"We Are Living In A Different World": BofA Can't Explain What Is Going On With Volatility

Tyler Durden's picture

With the VIX once again pummeled on Friday and set to open below 10 yet again, here are some statistics from Kyle Beard of Bloomsbury advisory: "The VIX has only traded below 10 41 times since 1993 (intra-day). 21 of those occurrences have taken place since May 1, 2017. When you consider there have been 6,179 trading days since 1993, you realize how incredible this is."

By the numbers:

However, it's not just the VIX: as BofA's David Woo points out, volatility across financial markets has collapsed in recent months:

  • The MOVE index, which measures interest rate volatility across the US yield curve, is hovering just above the 52 level that represents the trough of the index since 1988. Only in 2007 and 2013 was the index lower, and only barely.
  • VIX has again dropped below 10. The only time it was lower since the inception of the index in 1990 was briefly in 1993.
  • 3-month EUR/USD vol is now below 7. Since the inception of the euro, EUR/USD vol was only lower twice, in 2007 and 2014.

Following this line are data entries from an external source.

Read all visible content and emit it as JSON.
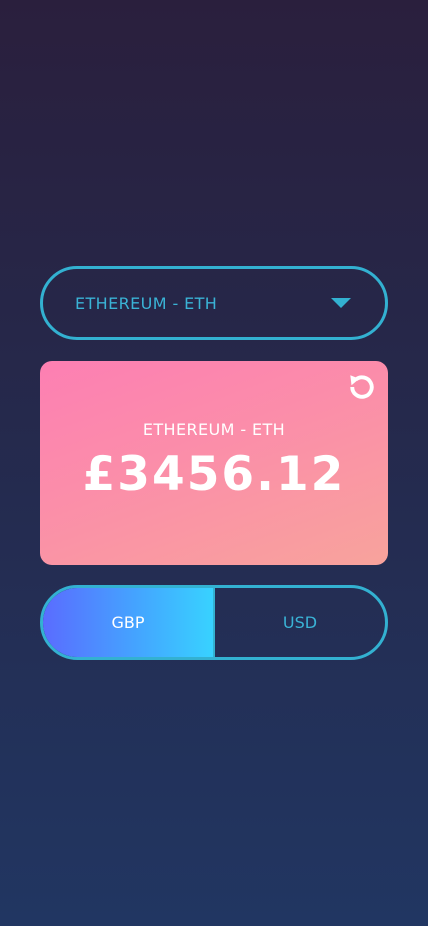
{
  "currency_select": {
    "selected": "ETHEREUM - ETH"
  },
  "price_card": {
    "name": "ETHEREUM - ETH",
    "price": "£3456.12",
    "refresh_icon": "refresh-icon"
  },
  "fiat_toggle": {
    "options": [
      {
        "label": "GBP",
        "active": true
      },
      {
        "label": "USD",
        "active": false
      }
    ]
  },
  "colors": {
    "accent": "#33b1d1",
    "card_gradient_start": "#fd7fb3",
    "card_gradient_end": "#f8a39c",
    "toggle_gradient_start": "#5a6cff",
    "toggle_gradient_end": "#38d2ff"
  }
}
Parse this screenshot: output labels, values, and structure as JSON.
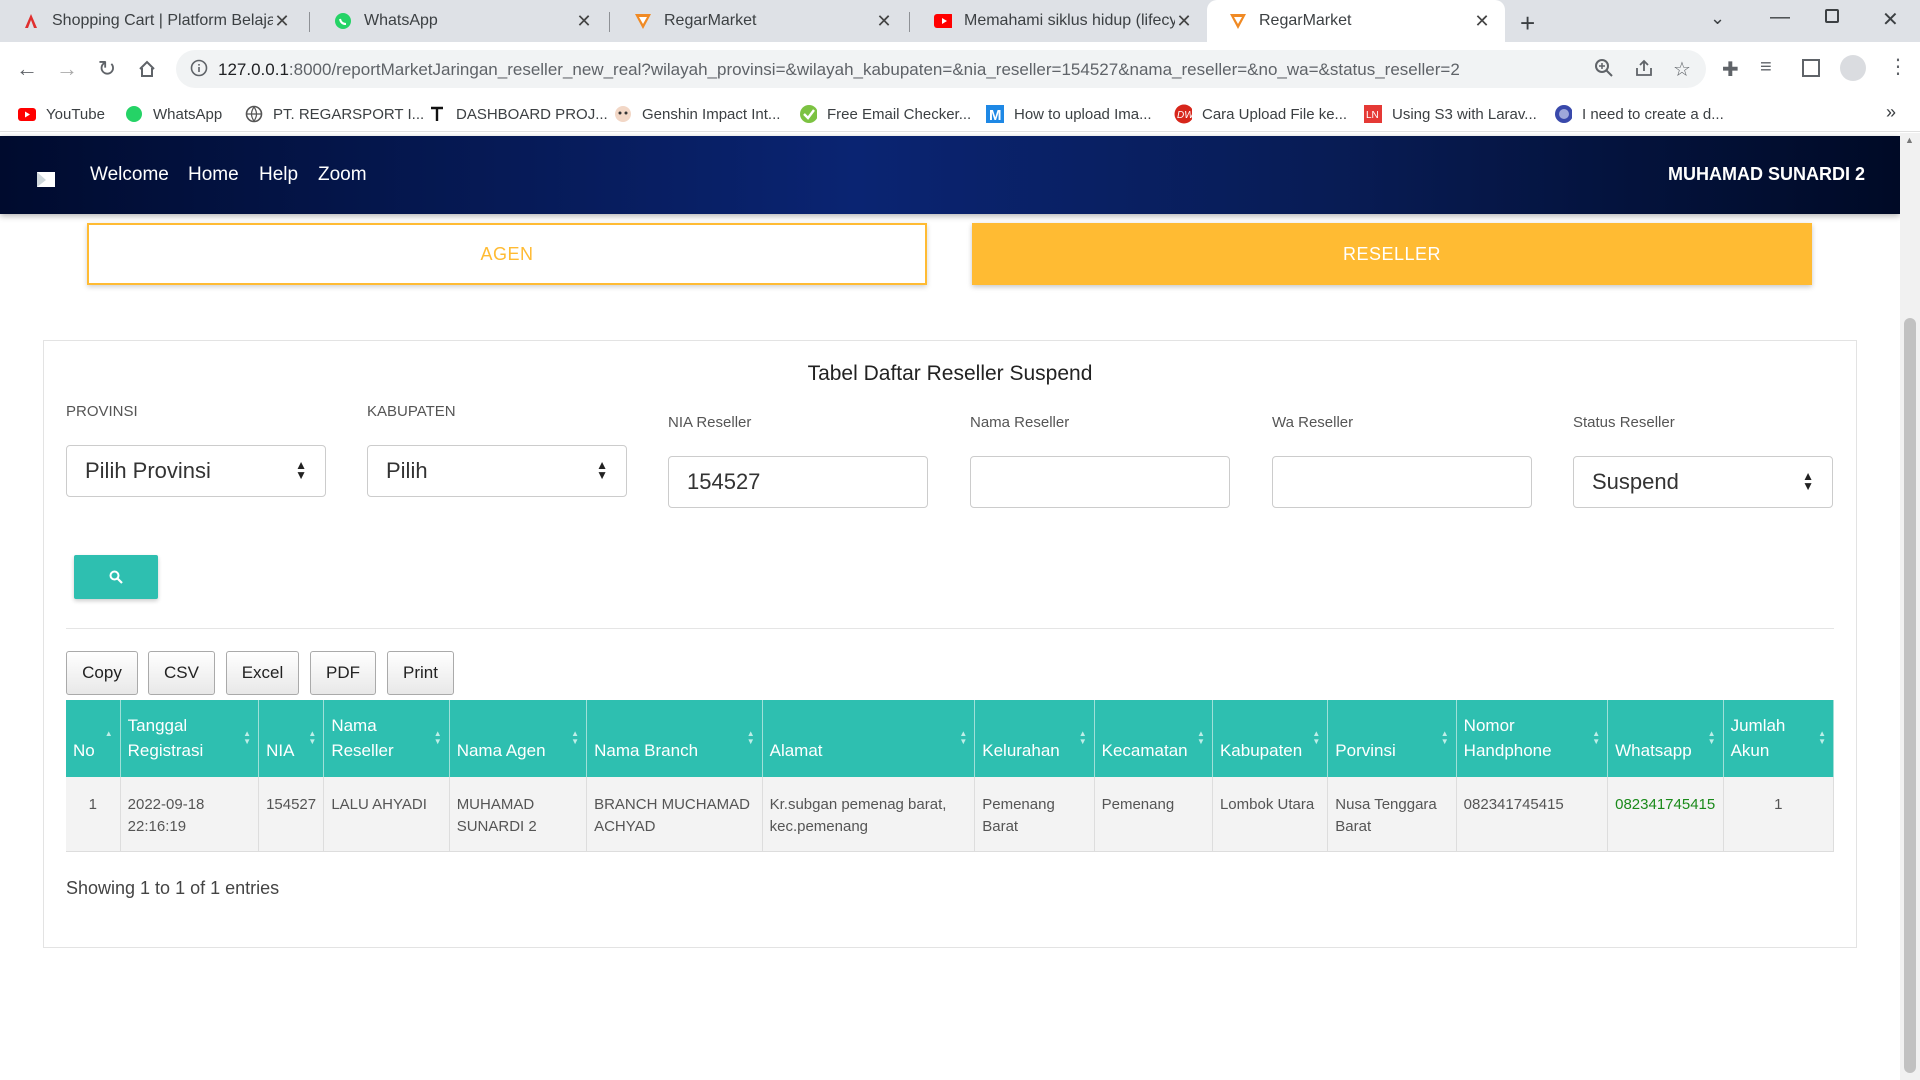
{
  "browser": {
    "tabs": [
      {
        "title": "Shopping Cart | Platform Belajar",
        "active": false
      },
      {
        "title": "WhatsApp",
        "active": false
      },
      {
        "title": "RegarMarket",
        "active": false
      },
      {
        "title": "Memahami siklus hidup (lifecycle",
        "active": false
      },
      {
        "title": "RegarMarket",
        "active": true
      }
    ],
    "url_host": "127.0.0.1",
    "url_path": ":8000/reportMarketJaringan_reseller_new_real?wilayah_provinsi=&wilayah_kabupaten=&nia_reseller=154527&nama_reseller=&no_wa=&status_reseller=2",
    "bookmarks": [
      {
        "label": "YouTube",
        "icon": "youtube-icon"
      },
      {
        "label": "WhatsApp",
        "icon": "whatsapp-icon"
      },
      {
        "label": "PT. REGARSPORT I...",
        "icon": "globe-icon"
      },
      {
        "label": "DASHBOARD PROJ...",
        "icon": "dashboard-icon"
      },
      {
        "label": "Genshin Impact Int...",
        "icon": "genshin-icon"
      },
      {
        "label": "Free Email Checker...",
        "icon": "check-icon"
      },
      {
        "label": "How to upload Ima...",
        "icon": "m-icon"
      },
      {
        "label": "Cara Upload File ke...",
        "icon": "dw-icon"
      },
      {
        "label": "Using S3 with Larav...",
        "icon": "ln-icon"
      },
      {
        "label": "I need to create a d...",
        "icon": "planet-icon"
      }
    ]
  },
  "navbar": {
    "links": [
      "Welcome",
      "Home",
      "Help",
      "Zoom"
    ],
    "user": "MUHAMAD SUNARDI 2"
  },
  "switch": {
    "agen": "AGEN",
    "reseller": "RESELLER"
  },
  "card": {
    "title": "Tabel Daftar Reseller Suspend",
    "filters": {
      "provinsi": {
        "label": "PROVINSI",
        "value": "Pilih Provinsi"
      },
      "kabupaten": {
        "label": "KABUPATEN",
        "value": "Pilih"
      },
      "nia": {
        "label": "NIA Reseller",
        "value": "154527"
      },
      "nama": {
        "label": "Nama Reseller",
        "value": ""
      },
      "wa": {
        "label": "Wa Reseller",
        "value": ""
      },
      "status": {
        "label": "Status Reseller",
        "value": "Suspend"
      }
    },
    "export_buttons": [
      "Copy",
      "CSV",
      "Excel",
      "PDF",
      "Print"
    ],
    "columns": [
      "No",
      "Tanggal Registrasi",
      "NIA",
      "Nama Reseller",
      "Nama Agen",
      "Nama Branch",
      "Alamat",
      "Kelurahan",
      "Kecamatan",
      "Kabupaten",
      "Porvinsi",
      "Nomor Handphone",
      "Whatsapp",
      "Jumlah Akun"
    ],
    "rows": [
      [
        "1",
        "2022-09-18 22:16:19",
        "154527",
        "LALU AHYADI",
        "MUHAMAD SUNARDI 2",
        "BRANCH MUCHAMAD ACHYAD",
        "Kr.subgan pemenag barat, kec.pemenang",
        "Pemenang Barat",
        "Pemenang",
        "Lombok Utara",
        "Nusa Tenggara Barat",
        "082341745415",
        "082341745415",
        "1"
      ]
    ],
    "info": "Showing 1 to 1 of 1 entries"
  },
  "colors": {
    "accent_teal": "#2ebfb0",
    "accent_orange": "#ffbb33",
    "navbar_dark": "#081c55"
  }
}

BofA aggregates these volatility measures by first taking z-scores of the individual measure and then taking an average of the three series. The results are shown in the chart below. The aggregate volatility measure is near its lowest level in twenty years.

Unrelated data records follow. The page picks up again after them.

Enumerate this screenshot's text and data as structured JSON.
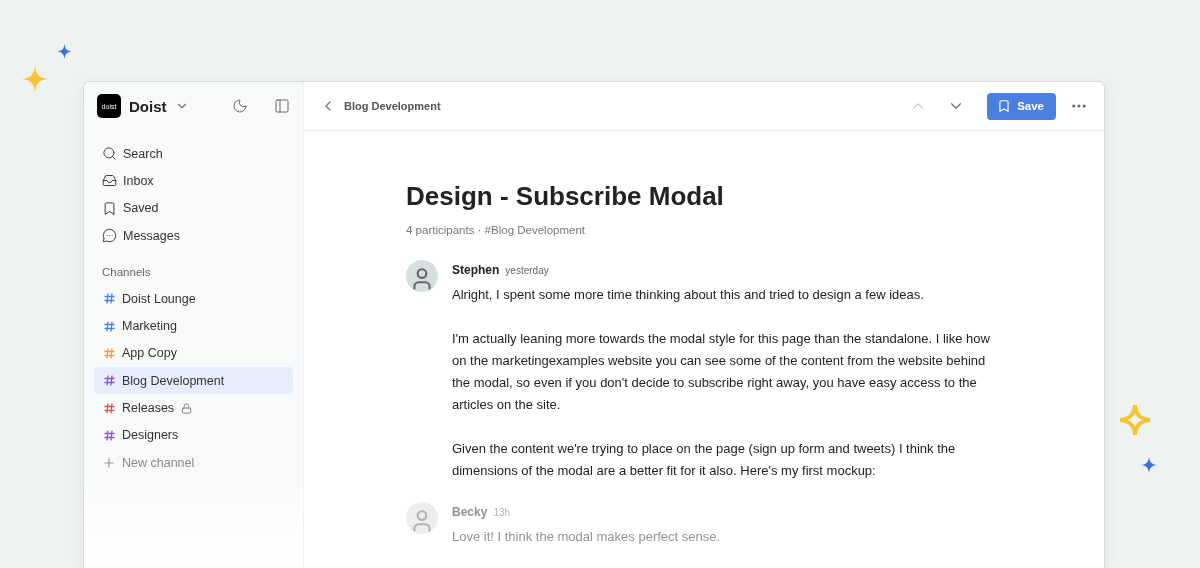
{
  "workspace": {
    "name": "Doist",
    "logo": "doist"
  },
  "nav": [
    {
      "kind": "search",
      "label": "Search"
    },
    {
      "kind": "inbox",
      "label": "Inbox"
    },
    {
      "kind": "saved",
      "label": "Saved"
    },
    {
      "kind": "messages",
      "label": "Messages"
    }
  ],
  "channels_heading": "Channels",
  "channels": [
    {
      "name": "Doist Lounge",
      "color": "#4a7fe8",
      "selected": false,
      "locked": false
    },
    {
      "name": "Marketing",
      "color": "#4a7fe8",
      "selected": false,
      "locked": false
    },
    {
      "name": "App Copy",
      "color": "#f09a3a",
      "selected": false,
      "locked": false
    },
    {
      "name": "Blog Development",
      "color": "#8a55d9",
      "selected": true,
      "locked": false
    },
    {
      "name": "Releases",
      "color": "#e5534b",
      "selected": false,
      "locked": true
    },
    {
      "name": "Designers",
      "color": "#8a55d9",
      "selected": false,
      "locked": false
    }
  ],
  "new_channel": "New channel",
  "header": {
    "back_label": "Blog Development",
    "save_label": "Save"
  },
  "thread": {
    "title": "Design - Subscribe Modal",
    "meta": "4 participants · #Blog Development"
  },
  "messages": [
    {
      "author": "Stephen",
      "time": "yesterday",
      "faded": false,
      "paragraphs": [
        "Alright, I spent some more time thinking about this and tried to design a few ideas.",
        "I'm actually leaning more towards the modal style for this page than the standalone. I like how on the marketingexamples website you can see some of the content from the website behind the modal, so even if you don't decide to subscribe right away, you have easy access to the articles on the site.",
        "Given the content we're trying to place on the page (sign up form and tweets) I think the dimensions of the modal are a better fit for it also. Here's my first mockup:"
      ]
    },
    {
      "author": "Becky",
      "time": "13h",
      "faded": true,
      "paragraphs": [
        "Love it! I think the modal makes perfect sense."
      ]
    }
  ]
}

As the chart above shows, there are only two other periods during which volatility was as depressed as it is right now:

  • Early 2007: The consensus at the time was that the Fed had completed the tightening cycle (the last hike was in June 2006) and was likely to remain on hold for the foreseeable future.
  • Early 2014: The consensus at the time was that after the end of the winding down of QE4, the Fed would be in a holding mode for an extended period.

Woo then notes that what these two episodes have in common "was that the Fed was seen as either done with hiking rates or still far away from starting to hike rates" and adds that "this makes it very difficult to reconcile the current depressed level of volatility and the fact that the Fed is still in the middle of its hiking cycle."

And, adding to BofA's confusion, Woo says the he would go one step further: "If the market is underpricing the uncertainty with respect to the outlook of US monetary policy, we are even more concerned that it seems totally impervious to the risk of two potentially disruptive, if not dangerous, Games of Chicken likely to unfold in the summer and the beginning of the fall."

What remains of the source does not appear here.